While his strong emphasis on faith understood and lived may cause discomfort in supersecular Europe, Ramadan's manner of expression should seem familiar to Americans for whom faith is a heartfelt reality and religious values are expected to guide daily living.
Why then, has he been termed persona non grata in the United States? The only clue comes from subsequent attacks in the US press by long-time critics of American Muslims, charging him with anti-Semitism and links to terrorism.

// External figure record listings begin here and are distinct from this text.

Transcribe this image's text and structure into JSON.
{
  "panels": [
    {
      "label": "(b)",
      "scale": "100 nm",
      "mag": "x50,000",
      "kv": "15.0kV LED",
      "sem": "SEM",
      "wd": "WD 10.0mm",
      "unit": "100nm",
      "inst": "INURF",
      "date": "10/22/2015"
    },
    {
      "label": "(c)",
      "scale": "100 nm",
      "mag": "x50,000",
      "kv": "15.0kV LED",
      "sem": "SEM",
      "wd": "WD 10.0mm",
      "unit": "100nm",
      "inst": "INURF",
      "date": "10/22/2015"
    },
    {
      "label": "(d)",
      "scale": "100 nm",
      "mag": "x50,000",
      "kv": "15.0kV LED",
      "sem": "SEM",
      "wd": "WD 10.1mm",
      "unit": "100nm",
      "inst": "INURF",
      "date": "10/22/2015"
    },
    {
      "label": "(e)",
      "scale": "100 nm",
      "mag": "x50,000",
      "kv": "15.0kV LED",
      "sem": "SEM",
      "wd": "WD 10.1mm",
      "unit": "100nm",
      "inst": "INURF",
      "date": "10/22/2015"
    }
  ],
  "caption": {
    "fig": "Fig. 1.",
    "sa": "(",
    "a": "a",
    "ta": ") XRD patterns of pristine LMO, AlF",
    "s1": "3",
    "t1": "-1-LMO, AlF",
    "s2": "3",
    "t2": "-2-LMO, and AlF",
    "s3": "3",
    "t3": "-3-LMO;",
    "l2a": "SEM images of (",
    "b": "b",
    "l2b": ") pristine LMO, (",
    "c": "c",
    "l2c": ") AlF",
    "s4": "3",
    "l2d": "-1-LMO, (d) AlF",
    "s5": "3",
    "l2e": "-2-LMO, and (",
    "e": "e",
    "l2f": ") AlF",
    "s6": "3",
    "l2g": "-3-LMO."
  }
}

Ramadan is the grandson of Hassan al-Banna, the founder of the radical Muslim Brotherhood in Egypt. He has responded point by point in US newspapers to the charges, some of which he says have been continually repeated though disproved, and he asks to be judged on his own life, not his genealogy.
"Western Muslims" is part of an effort to revive the practice of ijtihad, the reinterpretation of the sacred texts, a practice which has been "closed" for 500 years. People involved in this effort hope to broaden the work to include other professionals along with legal scholars in redefining Islamic principles for the 21st century. Ramadan's book illumines for non-Muslims the moral foundations of Islam and what such an effort would entail.
It's difficult to imagine why anyone with a destructive agenda toward the West would devote such profound energies to this effort, or want to teach at a major Catholic university in the United States. If the US government is serious about winning hearts and minds in the Muslim world and avoiding a clash of civilizations, it might consider sitting down for lengthy discussions with Tariq Ramadan, rather than barring his entrance.
• Jane Lampman writes about ethics and religion for the Monitor.